Die jeweils ersten Buchstaben der Absätze eines Artikels in dem Blatt ergaben für sich genommen die Worte "Dieb Tayyip". In dem Text ging es um besagte Korruptionsvorwürfe. Zu dem Fall muss gesagt werden: Das Blatt "Birgün" lässt sich laut dem deutsch-türkischem Autor Deniz Yücel am ehesten mit der "taz" vergleichen, die sich ständig solche Späße erlaubt. Und Yücel muss es wissen, er schrieb selbst lange für die Tageszeitung.

Auch Kinder müssen die türkische Justiz fürchten

Die Empfindlichkeit (oder Klagewut) Erdogans scheint mitunter keine Grenzen zu kennen. Das gilt auch für das Alter der Betroffenen. Der prominenteste Fall: Ende 2014 zerrte die Polizei den damals 16 Jahre alten Mehmet Emin Altunse aus seinem Klassenzimmer. Der Teenager hatte Erdogan zuvor auf einer Schülerdemonstration als "Meister der Bestechung" und "Besitzer eines illegalen Palastes" bezeichnet. Obwohl diese Kritik keineswegs ohne Grundlage war, wurde Altunse verurteilt. Der Präsidentenpalast "Ak Saray" mit seinen 1000 Zimmern steht Kritikern zufolge auf Naturschutzgebiet und verstößt gegen diverse Auflagen. Erdogan ließ ihn trotz mehrerer Gerichtsbeschlüsse bauen. Und er residiert dort, obwohl das oberste Verwaltungsgericht des Landes dem Vorhaben im vergangenen Frühjahr die Baugenehmigung entzog. Dem nun 17-jährigen Altunse wurden drei Jahre auf Bewährung aufgebrummt.

Und es geht noch jünger.

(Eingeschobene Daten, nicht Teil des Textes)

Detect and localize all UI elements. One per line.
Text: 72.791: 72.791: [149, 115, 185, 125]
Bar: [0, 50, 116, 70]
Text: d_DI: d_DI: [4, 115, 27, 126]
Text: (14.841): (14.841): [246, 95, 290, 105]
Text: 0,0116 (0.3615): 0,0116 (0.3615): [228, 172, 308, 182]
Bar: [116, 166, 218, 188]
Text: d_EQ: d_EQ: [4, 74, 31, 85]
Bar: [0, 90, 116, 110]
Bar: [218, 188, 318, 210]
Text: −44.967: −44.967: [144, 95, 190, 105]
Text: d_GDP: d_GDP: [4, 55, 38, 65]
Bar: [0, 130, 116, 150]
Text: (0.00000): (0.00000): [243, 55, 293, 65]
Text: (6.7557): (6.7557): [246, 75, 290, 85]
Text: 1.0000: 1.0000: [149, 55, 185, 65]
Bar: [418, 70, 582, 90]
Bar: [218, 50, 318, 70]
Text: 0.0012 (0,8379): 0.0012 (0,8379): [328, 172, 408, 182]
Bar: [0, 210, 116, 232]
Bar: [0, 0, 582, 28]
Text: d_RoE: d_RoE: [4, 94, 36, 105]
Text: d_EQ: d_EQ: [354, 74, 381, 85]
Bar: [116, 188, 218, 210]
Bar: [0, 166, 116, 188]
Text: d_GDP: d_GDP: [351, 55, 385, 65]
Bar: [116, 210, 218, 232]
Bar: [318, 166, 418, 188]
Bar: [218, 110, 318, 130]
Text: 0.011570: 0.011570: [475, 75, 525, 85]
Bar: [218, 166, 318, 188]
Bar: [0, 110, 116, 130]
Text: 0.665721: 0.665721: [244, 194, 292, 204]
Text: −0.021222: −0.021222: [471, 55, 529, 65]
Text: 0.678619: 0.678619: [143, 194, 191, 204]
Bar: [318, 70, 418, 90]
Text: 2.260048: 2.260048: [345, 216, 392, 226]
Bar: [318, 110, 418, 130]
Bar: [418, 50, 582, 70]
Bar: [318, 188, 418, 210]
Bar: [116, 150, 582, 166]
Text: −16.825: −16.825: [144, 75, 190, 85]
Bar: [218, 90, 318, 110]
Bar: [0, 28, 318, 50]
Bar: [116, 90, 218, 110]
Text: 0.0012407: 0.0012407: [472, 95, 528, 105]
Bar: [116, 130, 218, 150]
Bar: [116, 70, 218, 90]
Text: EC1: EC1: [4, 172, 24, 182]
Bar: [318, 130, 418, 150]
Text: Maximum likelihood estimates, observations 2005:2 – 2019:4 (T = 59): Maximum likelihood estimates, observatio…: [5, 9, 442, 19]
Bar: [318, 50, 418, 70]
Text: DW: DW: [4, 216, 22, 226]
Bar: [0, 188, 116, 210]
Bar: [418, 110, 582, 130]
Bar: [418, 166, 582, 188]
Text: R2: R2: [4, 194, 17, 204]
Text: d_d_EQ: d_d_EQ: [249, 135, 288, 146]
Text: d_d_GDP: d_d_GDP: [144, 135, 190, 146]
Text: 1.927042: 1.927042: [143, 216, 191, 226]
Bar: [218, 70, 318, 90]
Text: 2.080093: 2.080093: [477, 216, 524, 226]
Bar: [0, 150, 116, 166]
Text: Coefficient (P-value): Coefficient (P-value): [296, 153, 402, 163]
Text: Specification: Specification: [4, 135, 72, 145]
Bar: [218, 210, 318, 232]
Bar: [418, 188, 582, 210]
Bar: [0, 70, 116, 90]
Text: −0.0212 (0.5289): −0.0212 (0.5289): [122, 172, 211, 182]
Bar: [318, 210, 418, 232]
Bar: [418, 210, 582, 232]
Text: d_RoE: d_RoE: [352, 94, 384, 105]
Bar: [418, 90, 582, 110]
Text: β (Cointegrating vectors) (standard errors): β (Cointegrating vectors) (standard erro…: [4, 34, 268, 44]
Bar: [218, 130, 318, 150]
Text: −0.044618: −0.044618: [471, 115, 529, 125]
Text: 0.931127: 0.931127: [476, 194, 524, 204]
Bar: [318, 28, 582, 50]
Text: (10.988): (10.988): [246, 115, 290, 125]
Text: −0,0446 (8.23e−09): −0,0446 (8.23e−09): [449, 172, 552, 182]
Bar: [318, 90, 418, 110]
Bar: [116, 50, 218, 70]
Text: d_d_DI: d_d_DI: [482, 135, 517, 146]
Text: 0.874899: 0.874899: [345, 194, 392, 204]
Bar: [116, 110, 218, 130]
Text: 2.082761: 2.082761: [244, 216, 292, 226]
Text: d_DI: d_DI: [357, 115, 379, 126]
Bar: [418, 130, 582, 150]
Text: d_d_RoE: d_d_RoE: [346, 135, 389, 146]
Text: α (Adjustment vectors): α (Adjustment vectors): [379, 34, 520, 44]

Im westtürkischen Ayvalik wurde ein 13-Jähriger wegen eines abfälligen Facebook-Posts verhört. Er hatte gerade das Mindestalter für die Strafmündigkeit in der Türkei erreicht.

Ein Hauch Erdogan im heimischen Wohnzimmer

Kurios oder gar albern finden viele Türken das Gebaren ihres Präsidenten trotz dieser Fälle nicht. Um auf politische Gegner zu reagieren, ist der Satz "Du hast den Präsidenten beleidigt" für einige Anhänger der Erdogan-Partei AKP eine besonders gern genutzte Floskel.

Ein 40 Jahre alter Lastwagenfahrer machte sich gleich daran, einen Hauch Erdogan ins heimische Wohnzimmer zu lassen. "Ich habe sie gewarnt und ihr gesagt, dass unser Präsident ein guter Mann ist", sagte er der regierungsnahen Zeitung "Yeni Safak". Weil sie trotzdem manchmal fluchte oder gar abschaltete, wenn Erdogan im Fernsehen auftauchte, sei ihm einfach keine andere Möglichkeit geblieben. Der Mann zeichnete einige Schimpf-Tiraden seiner Ehefrau auf und brachte die Beweismittel samt seiner Anzeige vor Gericht. Die Frau reichte die Scheidung ein. Der Mann sagte "Yeni Safak", er würde sogar seinen eigenen Vater wegen Präsidentenbeleidigung anzeigen, wenn das nötig würde.